Among the most outlandish mainstream horror films of recent memory, Malignant marks James Wan’s return to B movies (unless you count Aquaman).
A kind of giallo Basket Case, this wacky slasher opens with a comedy sequence introducing a creature called Gabriel who broadcasts his malicious thoughts via radio a bit like Julia Hartley-Brewer. Not only does this require every character to always be standing near a radio, it causes a bizarre gear shift when the following scenes concern miscarriage and domestic violence.
Here we meet a pregnant woman (Annabelle Wallis) who gets smashed into a wall by her husband (Jake Abel), then witnesses a series of brutal murders from the comfort of her living room. That’s not to say she watches a lot of Netflix (why would she need to when her radio still works?), rather she is mentally transported to the crime scenes while doing everyday things like brushing her teeth and bleeding from the head.

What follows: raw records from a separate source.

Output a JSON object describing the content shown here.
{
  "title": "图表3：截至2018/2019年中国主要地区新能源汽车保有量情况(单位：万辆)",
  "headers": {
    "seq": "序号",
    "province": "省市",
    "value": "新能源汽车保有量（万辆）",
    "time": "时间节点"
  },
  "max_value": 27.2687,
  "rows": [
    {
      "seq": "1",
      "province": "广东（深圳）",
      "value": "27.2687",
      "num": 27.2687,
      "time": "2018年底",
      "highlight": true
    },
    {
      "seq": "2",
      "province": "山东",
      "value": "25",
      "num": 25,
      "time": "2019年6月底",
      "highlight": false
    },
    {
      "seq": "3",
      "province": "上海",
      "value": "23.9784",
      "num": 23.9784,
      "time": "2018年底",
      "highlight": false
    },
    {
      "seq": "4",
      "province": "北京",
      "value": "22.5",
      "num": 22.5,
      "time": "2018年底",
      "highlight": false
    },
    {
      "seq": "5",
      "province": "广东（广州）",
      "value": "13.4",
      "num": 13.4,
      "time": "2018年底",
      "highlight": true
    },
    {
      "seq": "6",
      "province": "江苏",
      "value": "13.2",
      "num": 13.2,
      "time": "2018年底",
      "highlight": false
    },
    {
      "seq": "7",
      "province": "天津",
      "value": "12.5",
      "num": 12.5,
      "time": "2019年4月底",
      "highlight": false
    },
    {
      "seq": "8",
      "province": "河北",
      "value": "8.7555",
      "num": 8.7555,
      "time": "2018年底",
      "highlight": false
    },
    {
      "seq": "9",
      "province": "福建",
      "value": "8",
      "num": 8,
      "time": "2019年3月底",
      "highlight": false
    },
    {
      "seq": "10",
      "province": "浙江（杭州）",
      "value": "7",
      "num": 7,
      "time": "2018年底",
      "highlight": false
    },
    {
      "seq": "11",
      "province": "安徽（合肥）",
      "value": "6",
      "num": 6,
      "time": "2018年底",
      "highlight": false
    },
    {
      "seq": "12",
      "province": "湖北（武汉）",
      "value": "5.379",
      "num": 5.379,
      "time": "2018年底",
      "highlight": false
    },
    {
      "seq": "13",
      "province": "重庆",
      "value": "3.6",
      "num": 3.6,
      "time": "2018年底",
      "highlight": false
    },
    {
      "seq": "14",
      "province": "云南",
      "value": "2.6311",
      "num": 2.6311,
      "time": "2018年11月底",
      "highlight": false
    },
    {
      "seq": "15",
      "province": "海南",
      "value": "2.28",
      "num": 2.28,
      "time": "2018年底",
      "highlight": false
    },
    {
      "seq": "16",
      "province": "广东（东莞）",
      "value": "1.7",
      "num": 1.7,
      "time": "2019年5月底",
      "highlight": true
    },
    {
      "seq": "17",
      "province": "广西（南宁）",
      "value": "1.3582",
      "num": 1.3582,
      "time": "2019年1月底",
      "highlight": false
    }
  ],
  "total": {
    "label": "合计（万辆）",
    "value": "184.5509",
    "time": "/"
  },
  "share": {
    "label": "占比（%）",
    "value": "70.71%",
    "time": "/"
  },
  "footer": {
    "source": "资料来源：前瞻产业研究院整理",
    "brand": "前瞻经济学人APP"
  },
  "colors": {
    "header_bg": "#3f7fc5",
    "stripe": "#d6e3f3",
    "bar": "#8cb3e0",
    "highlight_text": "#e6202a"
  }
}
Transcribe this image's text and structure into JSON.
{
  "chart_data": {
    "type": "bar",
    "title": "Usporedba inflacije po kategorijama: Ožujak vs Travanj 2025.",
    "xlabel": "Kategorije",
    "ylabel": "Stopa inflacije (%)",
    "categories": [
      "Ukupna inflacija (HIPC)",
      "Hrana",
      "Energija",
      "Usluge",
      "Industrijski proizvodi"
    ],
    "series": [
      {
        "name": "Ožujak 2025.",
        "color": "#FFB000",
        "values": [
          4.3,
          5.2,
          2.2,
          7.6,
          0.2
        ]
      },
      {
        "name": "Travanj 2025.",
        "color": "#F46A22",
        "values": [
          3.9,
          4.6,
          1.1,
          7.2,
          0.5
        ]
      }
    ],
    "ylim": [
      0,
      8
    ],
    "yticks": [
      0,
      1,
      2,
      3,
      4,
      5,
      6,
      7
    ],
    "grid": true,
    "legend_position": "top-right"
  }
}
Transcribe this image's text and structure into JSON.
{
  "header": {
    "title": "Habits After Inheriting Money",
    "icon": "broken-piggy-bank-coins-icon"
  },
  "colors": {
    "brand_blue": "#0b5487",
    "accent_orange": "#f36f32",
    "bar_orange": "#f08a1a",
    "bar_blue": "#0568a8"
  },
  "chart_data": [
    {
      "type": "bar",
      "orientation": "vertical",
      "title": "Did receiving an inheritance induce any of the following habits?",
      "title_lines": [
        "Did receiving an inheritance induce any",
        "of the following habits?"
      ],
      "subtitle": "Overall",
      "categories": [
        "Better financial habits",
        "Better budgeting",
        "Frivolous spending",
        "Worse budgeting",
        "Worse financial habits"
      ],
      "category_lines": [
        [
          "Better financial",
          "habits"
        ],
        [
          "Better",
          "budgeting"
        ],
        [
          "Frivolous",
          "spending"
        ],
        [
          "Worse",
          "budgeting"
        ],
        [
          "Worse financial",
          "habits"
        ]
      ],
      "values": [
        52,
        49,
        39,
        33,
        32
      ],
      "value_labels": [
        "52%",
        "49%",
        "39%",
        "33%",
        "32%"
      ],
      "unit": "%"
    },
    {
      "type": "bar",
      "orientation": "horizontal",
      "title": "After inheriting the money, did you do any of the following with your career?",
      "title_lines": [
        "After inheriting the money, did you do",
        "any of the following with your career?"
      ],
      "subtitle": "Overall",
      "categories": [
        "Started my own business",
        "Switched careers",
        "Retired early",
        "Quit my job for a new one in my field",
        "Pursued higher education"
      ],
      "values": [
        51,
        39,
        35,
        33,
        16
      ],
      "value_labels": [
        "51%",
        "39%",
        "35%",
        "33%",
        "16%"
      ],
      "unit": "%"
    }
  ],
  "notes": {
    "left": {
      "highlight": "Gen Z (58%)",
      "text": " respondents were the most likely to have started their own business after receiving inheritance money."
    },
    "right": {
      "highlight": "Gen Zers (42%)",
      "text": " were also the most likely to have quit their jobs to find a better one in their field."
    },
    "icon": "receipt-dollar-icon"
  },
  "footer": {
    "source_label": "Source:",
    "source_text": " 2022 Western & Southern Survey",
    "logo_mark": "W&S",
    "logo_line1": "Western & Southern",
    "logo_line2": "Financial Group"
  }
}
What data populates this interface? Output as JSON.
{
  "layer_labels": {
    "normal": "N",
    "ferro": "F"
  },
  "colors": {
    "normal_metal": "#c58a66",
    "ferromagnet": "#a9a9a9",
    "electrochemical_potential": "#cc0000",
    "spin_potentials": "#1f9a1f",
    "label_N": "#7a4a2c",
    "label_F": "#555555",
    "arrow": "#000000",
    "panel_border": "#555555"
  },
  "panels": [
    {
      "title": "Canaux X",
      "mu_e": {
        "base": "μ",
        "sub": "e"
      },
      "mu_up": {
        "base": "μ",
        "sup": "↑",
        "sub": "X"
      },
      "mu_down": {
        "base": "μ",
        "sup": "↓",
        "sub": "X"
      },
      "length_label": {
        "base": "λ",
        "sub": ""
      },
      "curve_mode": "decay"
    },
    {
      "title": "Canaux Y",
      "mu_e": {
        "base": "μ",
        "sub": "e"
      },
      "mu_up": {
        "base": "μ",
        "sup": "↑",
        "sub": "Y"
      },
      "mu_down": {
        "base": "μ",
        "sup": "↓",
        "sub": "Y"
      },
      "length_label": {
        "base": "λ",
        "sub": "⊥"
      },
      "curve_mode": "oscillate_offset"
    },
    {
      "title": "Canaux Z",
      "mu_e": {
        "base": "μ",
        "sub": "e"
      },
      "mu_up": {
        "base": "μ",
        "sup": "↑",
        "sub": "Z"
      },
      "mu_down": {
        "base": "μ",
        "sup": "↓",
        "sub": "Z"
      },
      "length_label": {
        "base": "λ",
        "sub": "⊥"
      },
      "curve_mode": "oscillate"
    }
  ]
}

This causes the common problem of making the protagonist a passenger in her own story, not helped by a one-note performance from Wallis. The best that can be said for the acting in general is that the director is clearly confused about the tone and the script is a concussed trip to the cheese market, with lines including, “It’s time to cut out the cancer!” and “In the end it was right in front of me all along.”
Wan sees no use in suspense and immediately reveals Gabriel, whose appearance suggests his problems started when he was kicked out of Slipknot. How can a man who has created three successful horror franchises only be capable of imagining one type of monster? Malignant also features hypnosis, a scene set in a women’s prison cell and ludicrous yet predictable twists that don’t so much explain the preceding nonsense as confirm that it was never trying to make any sense.
These ridiculous revelations throw the film’s geography out the window and result in people walking backwards for entire scenes, making for a hilarious climax to one of the stupidest movies ever misconceived. If Wan is hoping to rekindle the cancer slasher genre in which he made his name, he needs a far better sense of tumour.